After reading this, I died a little on the inside.
Allow me to illustrate why designing products for a specific generation is foolish, and why telling your story this way is stupid.
Let's go back to the press release:
"With the introduction of the GE Artistry Series, GE's designers focus on the needs of today's generation of Millennials and their desire to uniquely express themselves."
1.) Millennials have specific appliance needs?
2.) Millennials need to "uniquely express themselves"?
3.) ...with home appliances?
4.) Didn't Madonna's 'Express Yourself' come out in 1989, a Generation X heyday if there ever was one? And isn't Madonna a Baby Boomer? I'M SO CONFUSED.
"Created by a 27-year-old GE industrial designer with his own generation in mind, the Artistry Series provides first-time homebuyers with a distinctive and cool appearance at a price they can afford."
It's a good thing industrial designer Tomas DeLuna didn't create the product line with another generation in mind. Could you imagine a microwave with Ford Country Squire-levels of wood paneling? On the other hand, that could be dope.
"This new line of stylishly sensible kitchen products includes five appliances: a gas range, electric range, bottom-freezer refrigerator, over-the-range microwave and top-control dishwasher."

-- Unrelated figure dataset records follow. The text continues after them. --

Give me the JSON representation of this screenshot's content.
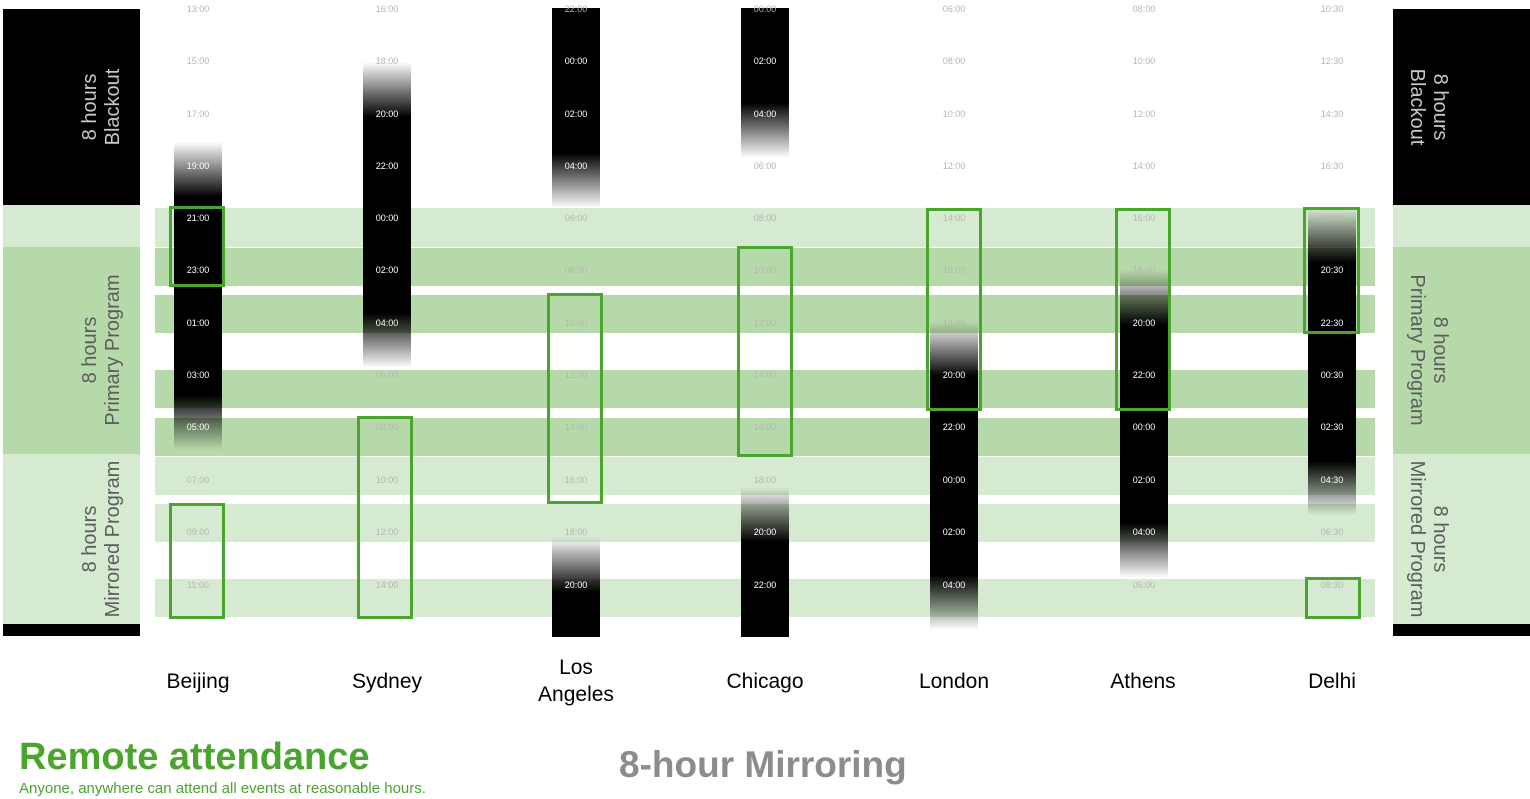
{
  "legend_left": {
    "blackout": [
      "8 hours",
      "Blackout"
    ],
    "primary": [
      "8 hours",
      "Primary Program"
    ],
    "mirrored": [
      "8 hours",
      "Mirrored Program"
    ]
  },
  "legend_right": {
    "blackout": [
      "8 hours",
      "Blackout"
    ],
    "primary": [
      "8 hours",
      "Primary Program"
    ],
    "mirrored": [
      "8 hours",
      "Mirrored Program"
    ]
  },
  "cities": [
    {
      "name": "Beijing",
      "times": [
        "13:00",
        "15:00",
        "17:00",
        "19:00",
        "21:00",
        "23:00",
        "01:00",
        "03:00",
        "05:00",
        "07:00",
        "09:00",
        "11:00"
      ]
    },
    {
      "name": "Sydney",
      "times": [
        "16:00",
        "18:00",
        "20:00",
        "22:00",
        "00:00",
        "02:00",
        "04:00",
        "06:00",
        "08:00",
        "10:00",
        "12:00",
        "14:00"
      ]
    },
    {
      "name": "Los Angeles",
      "times": [
        "22:00",
        "00:00",
        "02:00",
        "04:00",
        "06:00",
        "08:00",
        "10:00",
        "12:00",
        "14:00",
        "16:00",
        "18:00",
        "20:00"
      ]
    },
    {
      "name": "Chicago",
      "times": [
        "00:00",
        "02:00",
        "04:00",
        "06:00",
        "08:00",
        "10:00",
        "12:00",
        "14:00",
        "16:00",
        "18:00",
        "20:00",
        "22:00"
      ]
    },
    {
      "name": "London",
      "times": [
        "06:00",
        "08:00",
        "10:00",
        "12:00",
        "14:00",
        "16:00",
        "18:00",
        "20:00",
        "22:00",
        "00:00",
        "02:00",
        "04:00"
      ]
    },
    {
      "name": "Athens",
      "times": [
        "08:00",
        "10:00",
        "12:00",
        "14:00",
        "16:00",
        "18:00",
        "20:00",
        "22:00",
        "00:00",
        "02:00",
        "04:00",
        "06:00"
      ]
    },
    {
      "name": "Delhi",
      "times": [
        "10:30",
        "12:30",
        "14:30",
        "16:30",
        "18:30",
        "20:30",
        "22:30",
        "00:30",
        "02:30",
        "04:30",
        "06:30",
        "08:30"
      ]
    }
  ],
  "city_labels": {
    "beijing": "Beijing",
    "sydney": "Sydney",
    "la_line1": "Los",
    "la_line2": "Angeles",
    "chicago": "Chicago",
    "london": "London",
    "athens": "Athens",
    "delhi": "Delhi"
  },
  "footer": {
    "title": "Remote attendance",
    "subtitle": "Anyone, anywhere can attend all events at reasonable hours.",
    "scheme": "8-hour Mirroring"
  },
  "colors": {
    "accent_green": "#4aa52e",
    "band_light": "#d6ead1",
    "band_mid": "#b6d9a9",
    "blackout": "#000000"
  }
}
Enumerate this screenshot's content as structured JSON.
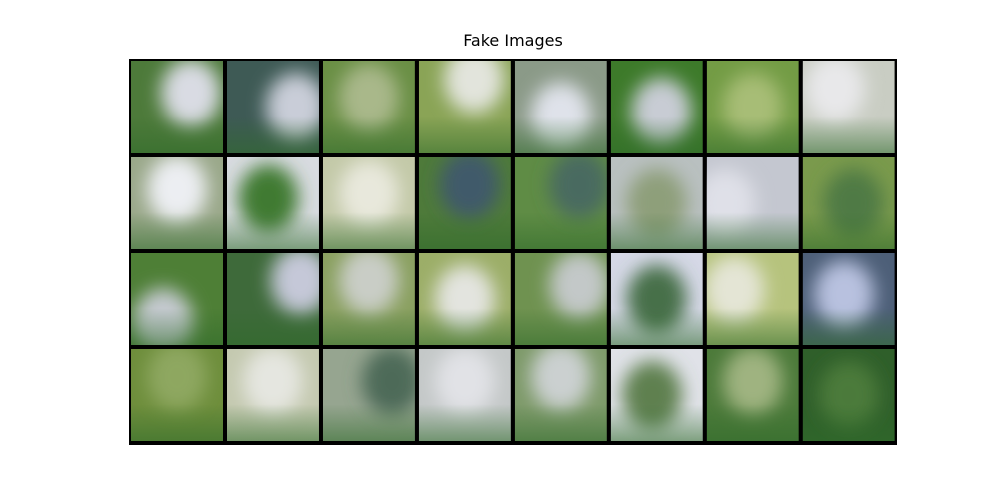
{
  "title": "Fake Images"
}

"Stylishly sensible," by the way, means metallic against a white or black gloss finish, which may have been inspired by Apple's iPhone or the outrageous suits in this 1997 hit single by Puff Daddy.

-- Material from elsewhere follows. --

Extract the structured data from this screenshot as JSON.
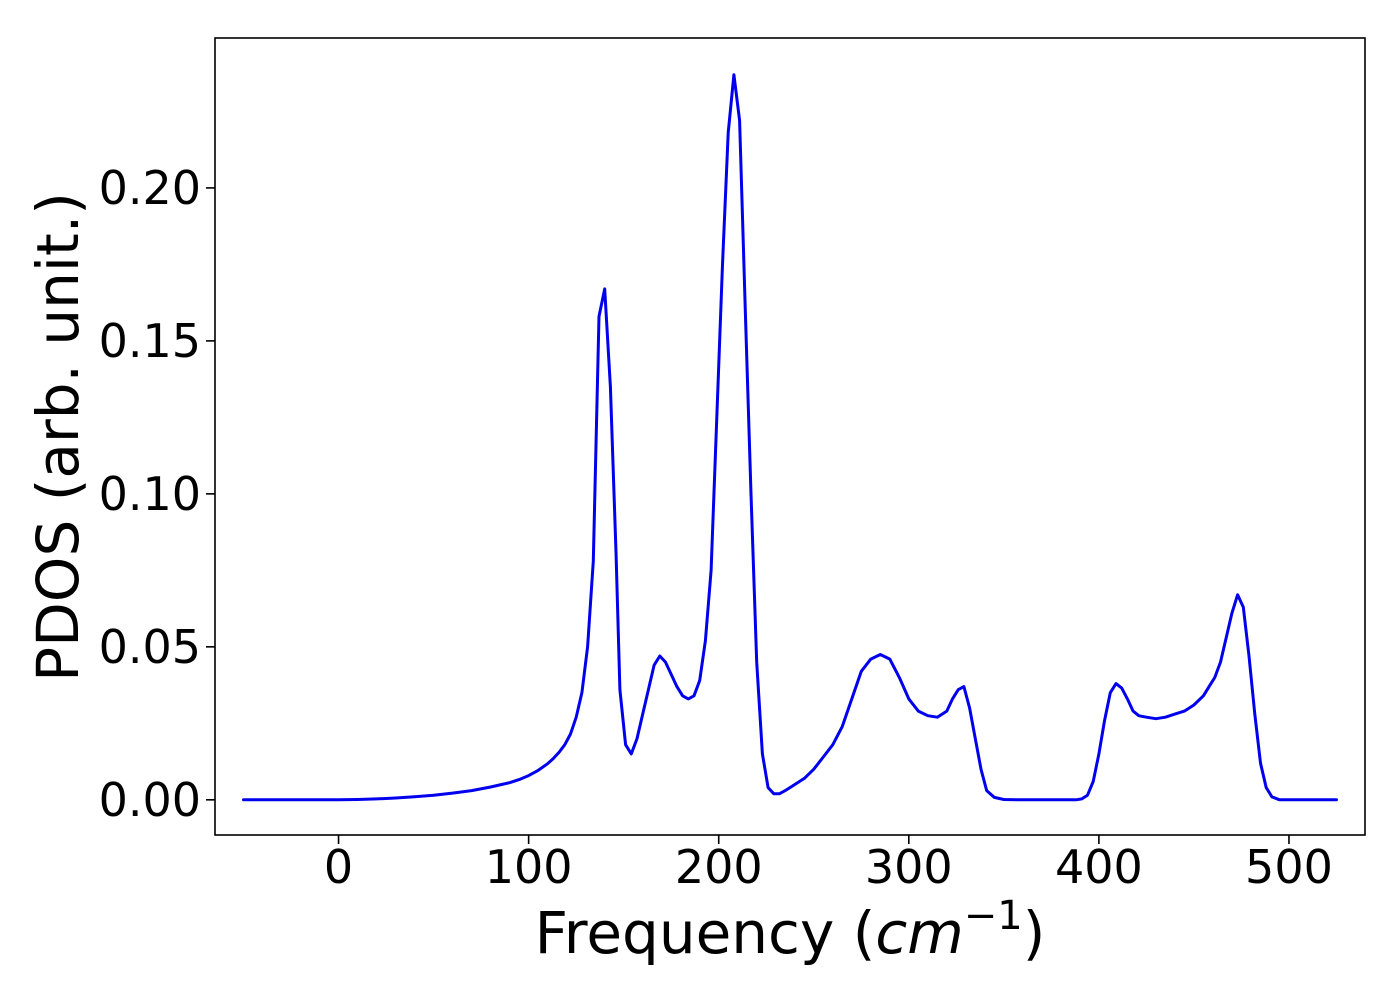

OK, alright, enough snark. You get the picture. While it is savvy for General Electric to target first-time homebuyers, and not a bad idea to leverage its history as a heritage brand, the entire premise of the above is silly and clichéd.

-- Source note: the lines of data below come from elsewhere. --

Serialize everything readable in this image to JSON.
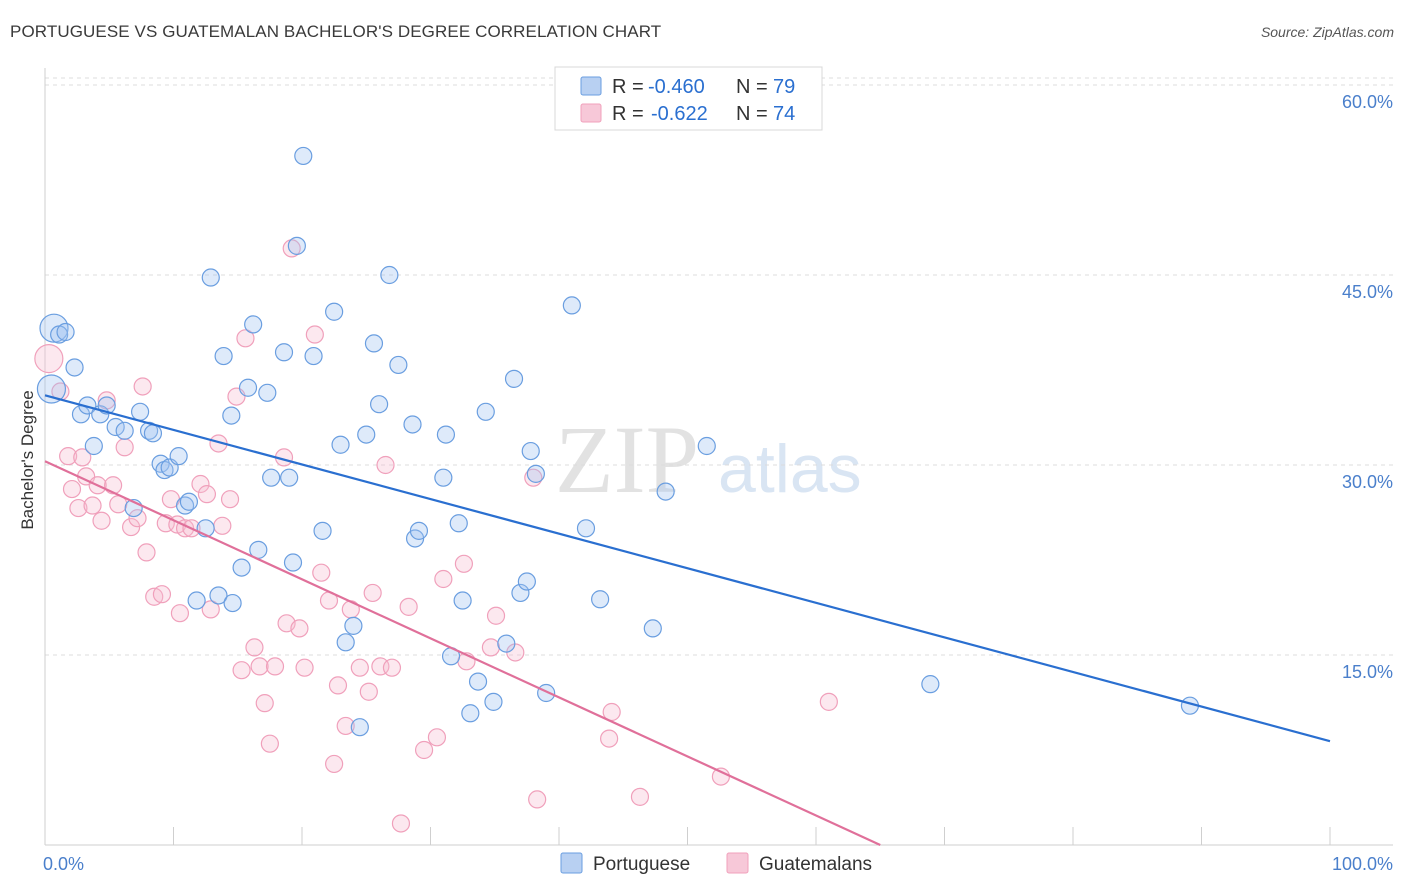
{
  "title": "PORTUGUESE VS GUATEMALAN BACHELOR'S DEGREE CORRELATION CHART",
  "source": "Source: ZipAtlas.com",
  "watermark": {
    "zip": "ZIP",
    "atlas": "atlas"
  },
  "colors": {
    "portuguese": "#6a9ee0",
    "portuguese_line": "#2a6fd0",
    "guatemalan": "#f0a0bb",
    "guatemalan_line": "#e0709a",
    "tick_text": "#4a7fcb"
  },
  "legend": {
    "rows": [
      {
        "r_label": "R =",
        "r_value": "-0.460",
        "n_label": "N =",
        "n_value": "79"
      },
      {
        "r_label": "R =",
        "r_value": "-0.622",
        "n_label": "N =",
        "n_value": "74"
      }
    ]
  },
  "chart_data": {
    "type": "scatter",
    "title": "PORTUGUESE VS GUATEMALAN BACHELOR'S DEGREE CORRELATION CHART",
    "xlabel": "",
    "ylabel": "Bachelor's Degree",
    "xlim": [
      0,
      100
    ],
    "ylim": [
      0,
      60
    ],
    "x_tick_labels": [
      "0.0%",
      "100.0%"
    ],
    "y_ticks": [
      15,
      30,
      45,
      60
    ],
    "y_tick_labels": [
      "15.0%",
      "30.0%",
      "45.0%",
      "60.0%"
    ],
    "grid": true,
    "legend_position": "top-center",
    "series": [
      {
        "name": "Portuguese",
        "trend": {
          "x": [
            0,
            100
          ],
          "y": [
            35.5,
            8.2
          ]
        },
        "points": [
          [
            0.5,
            36.0
          ],
          [
            0.7,
            40.8
          ],
          [
            1.1,
            40.3
          ],
          [
            1.6,
            40.5
          ],
          [
            2.3,
            37.7
          ],
          [
            2.8,
            34.0
          ],
          [
            3.3,
            34.7
          ],
          [
            3.8,
            31.5
          ],
          [
            4.3,
            34.0
          ],
          [
            4.8,
            34.7
          ],
          [
            5.5,
            33.0
          ],
          [
            6.2,
            32.7
          ],
          [
            6.9,
            26.6
          ],
          [
            7.4,
            34.2
          ],
          [
            8.1,
            32.7
          ],
          [
            8.4,
            32.5
          ],
          [
            9.0,
            30.1
          ],
          [
            9.3,
            29.6
          ],
          [
            9.7,
            29.8
          ],
          [
            10.4,
            30.7
          ],
          [
            10.9,
            26.8
          ],
          [
            11.2,
            27.1
          ],
          [
            11.8,
            19.3
          ],
          [
            12.5,
            25.0
          ],
          [
            12.9,
            44.8
          ],
          [
            13.5,
            19.7
          ],
          [
            13.9,
            38.6
          ],
          [
            14.5,
            33.9
          ],
          [
            14.6,
            19.1
          ],
          [
            15.3,
            21.9
          ],
          [
            15.8,
            36.1
          ],
          [
            16.2,
            41.1
          ],
          [
            16.6,
            23.3
          ],
          [
            17.3,
            35.7
          ],
          [
            17.6,
            29.0
          ],
          [
            18.6,
            38.9
          ],
          [
            19.0,
            29.0
          ],
          [
            19.3,
            22.3
          ],
          [
            19.6,
            47.3
          ],
          [
            20.1,
            54.4
          ],
          [
            20.9,
            38.6
          ],
          [
            21.6,
            24.8
          ],
          [
            22.5,
            42.1
          ],
          [
            23.0,
            31.6
          ],
          [
            24.0,
            17.3
          ],
          [
            24.5,
            9.3
          ],
          [
            25.0,
            32.4
          ],
          [
            25.6,
            39.6
          ],
          [
            26.0,
            34.8
          ],
          [
            26.8,
            45.0
          ],
          [
            27.5,
            37.9
          ],
          [
            28.6,
            33.2
          ],
          [
            28.8,
            24.2
          ],
          [
            29.1,
            24.8
          ],
          [
            31.0,
            29.0
          ],
          [
            31.2,
            32.4
          ],
          [
            31.6,
            14.9
          ],
          [
            32.2,
            25.4
          ],
          [
            32.5,
            19.3
          ],
          [
            33.1,
            10.4
          ],
          [
            33.7,
            12.9
          ],
          [
            34.3,
            34.2
          ],
          [
            34.9,
            11.3
          ],
          [
            35.9,
            15.9
          ],
          [
            36.5,
            36.8
          ],
          [
            37.0,
            19.9
          ],
          [
            37.5,
            20.8
          ],
          [
            37.8,
            31.1
          ],
          [
            38.2,
            29.3
          ],
          [
            39.0,
            12.0
          ],
          [
            41.0,
            42.6
          ],
          [
            42.1,
            25.0
          ],
          [
            43.2,
            19.4
          ],
          [
            47.3,
            17.1
          ],
          [
            48.3,
            27.9
          ],
          [
            51.5,
            31.5
          ],
          [
            68.9,
            12.7
          ],
          [
            89.1,
            11.0
          ],
          [
            23.4,
            16.0
          ]
        ]
      },
      {
        "name": "Guatemalans",
        "trend": {
          "x": [
            0,
            65
          ],
          "y": [
            30.3,
            0
          ]
        },
        "points": [
          [
            0.3,
            38.4
          ],
          [
            1.2,
            35.8
          ],
          [
            1.8,
            30.7
          ],
          [
            2.1,
            28.1
          ],
          [
            2.6,
            26.6
          ],
          [
            2.9,
            30.6
          ],
          [
            3.2,
            29.1
          ],
          [
            3.7,
            26.8
          ],
          [
            4.1,
            28.4
          ],
          [
            4.4,
            25.6
          ],
          [
            4.8,
            35.1
          ],
          [
            5.3,
            28.4
          ],
          [
            5.7,
            26.9
          ],
          [
            6.2,
            31.4
          ],
          [
            6.7,
            25.1
          ],
          [
            7.2,
            25.8
          ],
          [
            7.6,
            36.2
          ],
          [
            7.9,
            23.1
          ],
          [
            8.5,
            19.6
          ],
          [
            9.1,
            19.8
          ],
          [
            9.4,
            25.4
          ],
          [
            9.8,
            27.3
          ],
          [
            10.3,
            25.3
          ],
          [
            10.5,
            18.3
          ],
          [
            10.9,
            25.0
          ],
          [
            11.4,
            25.0
          ],
          [
            12.1,
            28.5
          ],
          [
            12.6,
            27.7
          ],
          [
            12.9,
            18.6
          ],
          [
            13.5,
            31.7
          ],
          [
            13.8,
            25.2
          ],
          [
            14.4,
            27.3
          ],
          [
            14.9,
            35.4
          ],
          [
            15.3,
            13.8
          ],
          [
            15.6,
            40.0
          ],
          [
            16.3,
            15.6
          ],
          [
            16.7,
            14.1
          ],
          [
            17.1,
            11.2
          ],
          [
            17.5,
            8.0
          ],
          [
            17.9,
            14.1
          ],
          [
            18.6,
            30.6
          ],
          [
            18.8,
            17.5
          ],
          [
            19.2,
            47.1
          ],
          [
            19.8,
            17.1
          ],
          [
            20.2,
            14.0
          ],
          [
            21.0,
            40.3
          ],
          [
            21.5,
            21.5
          ],
          [
            22.1,
            19.3
          ],
          [
            22.5,
            6.4
          ],
          [
            22.8,
            12.6
          ],
          [
            23.4,
            9.4
          ],
          [
            23.8,
            18.6
          ],
          [
            24.5,
            14.0
          ],
          [
            25.2,
            12.1
          ],
          [
            25.5,
            19.9
          ],
          [
            26.1,
            14.1
          ],
          [
            26.5,
            30.0
          ],
          [
            27.0,
            14.0
          ],
          [
            27.7,
            1.7
          ],
          [
            28.3,
            18.8
          ],
          [
            29.5,
            7.5
          ],
          [
            30.5,
            8.5
          ],
          [
            31.0,
            21.0
          ],
          [
            32.6,
            22.2
          ],
          [
            32.8,
            14.5
          ],
          [
            34.7,
            15.6
          ],
          [
            35.1,
            18.1
          ],
          [
            36.6,
            15.2
          ],
          [
            38.0,
            29.0
          ],
          [
            38.3,
            3.6
          ],
          [
            43.9,
            8.4
          ],
          [
            44.1,
            10.5
          ],
          [
            46.3,
            3.8
          ],
          [
            52.6,
            5.4
          ]
        ]
      }
    ],
    "extra_guatemalan_points": [
      [
        61.0,
        11.3
      ]
    ]
  }
}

We need to stop building products for these ridiculous social constructs. Instead, we need to just build better products.
Do people under the age of 30 require different refrigerators than people over 30? Different dishwashers? Ovens? I guarantee that they do not. (That thought you just had about the ratio of beer to food in the fridge, though? Bite your tongue.)
All businesses must confront the reality that Millennials—or Generation Y, or Generation Me, or whatever name is in vogue—will soon make up the majority of their customers. With Boomers at the tail end of their demographic dominance, and Generation X relatively outnumbered, this shift matters to the bottom line.
But businesses do not have to approach this constituency with such primitive, ham-handed tactics, either—the generational equivalent of an English-speaking tourist shouting to a local, "DO YOU UNDERSTAND ENGLISH?!?" ("DO YOU UNDERSTAND 'COOL'?!?!)
My inbox is littered with misguided attempts at appealing to this upcoming generation.
There's the invitation for "Hipsters Hate Cars," a panel discussion with "Millennial experts" hosted by a prominent automotive company. The name stridently equates a caricature of waxed handlebar mustaches and Pabst Blue Ribbon with almost a hundred million Americans who are, quite critically, buying fewer cars than previous generations.
"At no time since President Obama was elected in 2008 have we reported less trust, more cynicism and more partisanship among young voters," reads a second pitch, about a survey on the use of social media in politics to engage voters. This finding ignores the rather pertinent fact that the global economy imploded at that time, leaving most Millennials about to enter the workplace without jobs to apply for.
Another automaker pitched its latest model as coming with "new features specifically targeted to appeal to the urban millennial market," such as "15-inch dubs" that will increase "style street cred." (Note to manufacturer: "dubs" is a slang term for 20-inch rims; "dub" is short for "double," referencing the two. Your "cred" is shot, brah.)
Another survey says, simply: "New research finds that Millennial women, surprisingly, have little interest or desire to assume a top leadership position"—because it would entail a complete sacrifice of one's personal life. The report didn't compare this cohort to any other generation, but found it perfectly satisfactory to convey these results to the world under the headline, "Millennial Women Question Professional Ambition." Yikes.
How can you concoct a business strategy with this kind of data? It's like they're getting this stuff from TIME magazine or something. (Oh, wait.)
Let's return to those home appliances. GE actually reveals its true strategy in one line of its announcement: "Most appliances in this segment of the market have similar features...[this new line of products has an] aesthetic that will stand out in the home and on the retail floor." That's right: this is product differentiation. This is making entry-level appliances look nicer in an attempt to get away from competing on price alone.
So let's stop trying to say that we're building products, services and workplaces for a specific generation. Instead, let's focus on coming up with solutions, real dictionary-definition solutions, for the very real problems people have.
I think members of every generation can agree with that.